L’idea di un minimonitor collegato ad Internet ed in grado di inviare email, messaggi, telefonare, accedere a database di informazioni, biblioteche o archivi era molto forte negli anni Settanta Ottanta. Decenni dove nei laboratori di fabbriche o ingegneri coraggiosi si pensava alla costruzione e progettazione di computer, degli smartphone, dei tablet così come li abbiamo oggi.

All’ora mancavano tutta una serie di tecnologie per poterli mettere a punto, oggi sono nati perché gli elementi tecnici interni (chips, mini cavi, dischi, prese d’aria, eccetera) sono stati resi così piccoli, minuscoli ma resistenti e potenti da dar vita ai nostri device e anche, in parte, ai nostri computer.

La notizia che daremo interessa gli appassionati di tecnologia ma anche di chi ha scelto di acquistare smartphone e tablet per avere a portata di mano e in versione mobile film, videogiochi, giochi da casinò online (settore che segue con interesse l’evoluzione della tecnologia e delle tendenze device- fonte https://www.casinoaams.eu/), Internet e social network per tenersi in contatto con amici e famigliari ma anche per seguire sport, notizie, novità.

Gli avanzamenti nel mondo informatico: il piccolo Gameboy di un tempo

Gli avanzamenti avvenivano nel mondo informatico, nel mondo della produzione di televisori, anche dei cellulari che comunque o dei primi telefoni portatili e satellitari, nel mondo del gaming.
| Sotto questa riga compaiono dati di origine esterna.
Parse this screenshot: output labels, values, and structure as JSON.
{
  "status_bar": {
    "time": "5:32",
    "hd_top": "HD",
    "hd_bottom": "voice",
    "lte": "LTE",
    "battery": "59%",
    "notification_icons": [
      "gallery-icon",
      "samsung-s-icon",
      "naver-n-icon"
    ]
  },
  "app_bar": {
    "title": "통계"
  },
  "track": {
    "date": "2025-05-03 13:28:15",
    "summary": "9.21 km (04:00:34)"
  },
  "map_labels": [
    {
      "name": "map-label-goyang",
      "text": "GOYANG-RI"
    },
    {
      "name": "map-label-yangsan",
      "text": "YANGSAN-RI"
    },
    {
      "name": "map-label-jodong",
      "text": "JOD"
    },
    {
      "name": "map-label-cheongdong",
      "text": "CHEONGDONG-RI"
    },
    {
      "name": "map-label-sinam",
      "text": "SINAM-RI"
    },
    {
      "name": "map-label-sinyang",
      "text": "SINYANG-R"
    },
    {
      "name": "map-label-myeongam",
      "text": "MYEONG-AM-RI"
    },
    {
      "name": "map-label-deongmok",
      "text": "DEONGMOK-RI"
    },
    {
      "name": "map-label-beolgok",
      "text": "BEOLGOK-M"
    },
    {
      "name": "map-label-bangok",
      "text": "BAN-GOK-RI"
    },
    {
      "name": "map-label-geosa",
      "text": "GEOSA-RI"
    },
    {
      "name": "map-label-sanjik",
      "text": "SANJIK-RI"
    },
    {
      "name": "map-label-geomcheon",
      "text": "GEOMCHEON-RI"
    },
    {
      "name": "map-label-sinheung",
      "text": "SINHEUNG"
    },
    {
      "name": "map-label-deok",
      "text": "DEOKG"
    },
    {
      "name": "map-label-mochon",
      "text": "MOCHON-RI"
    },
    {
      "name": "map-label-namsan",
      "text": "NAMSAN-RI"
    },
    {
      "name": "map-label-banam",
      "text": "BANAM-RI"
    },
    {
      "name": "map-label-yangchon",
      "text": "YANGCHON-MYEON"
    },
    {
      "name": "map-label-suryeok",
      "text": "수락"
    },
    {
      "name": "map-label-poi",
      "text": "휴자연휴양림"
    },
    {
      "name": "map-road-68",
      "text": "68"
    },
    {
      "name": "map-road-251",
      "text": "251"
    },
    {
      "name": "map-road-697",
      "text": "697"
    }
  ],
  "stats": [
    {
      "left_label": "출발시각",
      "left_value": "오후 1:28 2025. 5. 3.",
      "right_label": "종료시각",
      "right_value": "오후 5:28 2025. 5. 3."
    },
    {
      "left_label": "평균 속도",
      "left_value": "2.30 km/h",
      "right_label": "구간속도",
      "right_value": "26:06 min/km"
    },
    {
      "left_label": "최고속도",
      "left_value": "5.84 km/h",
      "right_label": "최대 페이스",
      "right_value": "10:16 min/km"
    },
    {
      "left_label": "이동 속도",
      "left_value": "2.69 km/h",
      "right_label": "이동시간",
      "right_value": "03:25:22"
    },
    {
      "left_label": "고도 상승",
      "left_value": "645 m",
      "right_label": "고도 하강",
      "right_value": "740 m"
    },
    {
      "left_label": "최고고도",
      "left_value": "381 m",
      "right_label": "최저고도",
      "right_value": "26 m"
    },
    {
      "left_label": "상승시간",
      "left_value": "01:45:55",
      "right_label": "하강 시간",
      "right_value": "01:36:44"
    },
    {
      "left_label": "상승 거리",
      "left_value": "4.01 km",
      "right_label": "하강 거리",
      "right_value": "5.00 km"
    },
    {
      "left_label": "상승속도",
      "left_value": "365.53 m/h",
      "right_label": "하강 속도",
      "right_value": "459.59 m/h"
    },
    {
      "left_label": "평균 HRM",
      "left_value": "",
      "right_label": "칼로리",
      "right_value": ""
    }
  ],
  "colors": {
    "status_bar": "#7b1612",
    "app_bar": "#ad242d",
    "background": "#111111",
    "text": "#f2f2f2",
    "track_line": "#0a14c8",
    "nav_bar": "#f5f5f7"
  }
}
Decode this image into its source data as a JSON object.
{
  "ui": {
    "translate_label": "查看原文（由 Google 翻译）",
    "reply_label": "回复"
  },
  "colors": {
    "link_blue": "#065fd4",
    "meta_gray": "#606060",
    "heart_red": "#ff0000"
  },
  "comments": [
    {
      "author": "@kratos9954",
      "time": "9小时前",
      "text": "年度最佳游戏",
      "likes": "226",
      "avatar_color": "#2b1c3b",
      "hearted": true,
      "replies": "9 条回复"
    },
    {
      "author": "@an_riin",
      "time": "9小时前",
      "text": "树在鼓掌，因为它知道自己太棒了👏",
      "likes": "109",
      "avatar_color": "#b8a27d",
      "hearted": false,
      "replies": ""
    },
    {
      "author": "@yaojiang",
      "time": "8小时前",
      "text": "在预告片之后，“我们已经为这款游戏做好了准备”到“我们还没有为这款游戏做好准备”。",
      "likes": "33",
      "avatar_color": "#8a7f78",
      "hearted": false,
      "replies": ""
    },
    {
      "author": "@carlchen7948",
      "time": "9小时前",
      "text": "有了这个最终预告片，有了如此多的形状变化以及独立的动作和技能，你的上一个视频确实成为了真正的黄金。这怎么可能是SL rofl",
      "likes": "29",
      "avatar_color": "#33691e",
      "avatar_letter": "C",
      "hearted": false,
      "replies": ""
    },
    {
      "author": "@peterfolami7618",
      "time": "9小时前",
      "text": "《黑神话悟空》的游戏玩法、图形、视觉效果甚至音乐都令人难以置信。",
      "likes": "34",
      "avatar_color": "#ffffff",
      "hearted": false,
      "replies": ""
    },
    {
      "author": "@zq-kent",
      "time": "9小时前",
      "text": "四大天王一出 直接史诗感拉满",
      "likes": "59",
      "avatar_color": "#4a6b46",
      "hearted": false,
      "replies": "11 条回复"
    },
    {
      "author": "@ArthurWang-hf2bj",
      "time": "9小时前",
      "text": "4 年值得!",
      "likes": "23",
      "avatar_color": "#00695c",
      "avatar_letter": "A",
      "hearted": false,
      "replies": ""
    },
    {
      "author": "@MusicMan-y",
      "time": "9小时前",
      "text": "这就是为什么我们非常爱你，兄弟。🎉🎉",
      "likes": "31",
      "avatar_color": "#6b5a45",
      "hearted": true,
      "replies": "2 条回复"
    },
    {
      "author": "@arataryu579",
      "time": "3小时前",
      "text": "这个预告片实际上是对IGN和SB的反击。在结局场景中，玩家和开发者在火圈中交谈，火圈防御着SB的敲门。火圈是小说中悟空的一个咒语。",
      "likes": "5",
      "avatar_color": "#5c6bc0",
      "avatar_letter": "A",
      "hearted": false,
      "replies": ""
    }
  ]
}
Ed è da questo settore che si ha una notizia strabiliante, il piccolo Gameboy della Nintendo doveva essere un prototipo di smartphone o phablet (via di mezzo tra tablet e smartphone andati di moda negli anni 2010/2015 – praticamente ieri). Eh già, perché gli sviluppatori della mini console portatile destinata a grandi giochi evergreen come Super Mario Bros, era stata disegnata anche per connettersi ad Internet, inviare email, accedere a servizi streaming di giochi, cartoni, film e tv. Chiaramente, dalle parole ai fatti non si è riusciti a mettere a punto questo progetto ma c’era ed era nella mente di ingegneri e produttori da molto tempo.

Ecco la notizia ufficiale

Il Game Boy Color di Nintendo doveva integrare diverse funzioni multimediali e telematiche, insomma, trasformarsi secondo multuplayer in un: browser internet, sintonizzatore tv, account per inviare messaggi ed email. Avrebbe avuto una periferica chiamata Page Boy e una funzione di finestra destinata ad accogliere i comandi necessari per fare tutte le cose che abbiamo indicato.

Queste notizie le fornisce un canale Youtube seguito per curiosità di tecnologia e gaming di nome didYouKnowGaming. Il video si concentra proprio sulla produzione di Page Boy che però la fabbrica non è riuscita a costruire a quantità di massa per poter poi lanciare il nuovo prodotto sul mercato. E’ proprio Page Boy che avrebbe trasformato la console dei video giochi in un qualcosa di ultramoderno e unico alla fine degli anni Novanta.

Gameboy color, ecco la versione anni novanta pensata per essere quasi come uno smartphone

Leggendo le diverse informazioni fornite dai giornali leggiamo che la connessione online si sarebbe basata su un collegamento radio rudimentale, avrebbe permesso sia la ricezione televisiva che destinata ad Internet. Dovete sapere che il Gameboy è stato prodotto in diverse versioni dal 1989, anno di nascita. La versione che avrebbe dato vita ad una rivoluzione che oggi non dovrebbe stupire visto che abbiamo gli smartphone e gli indossabili era il Gameboy Color del 1998, dotato di tecnologia schermo TFT e anche Ram raddoppiata rispetto alle versioni precedenti.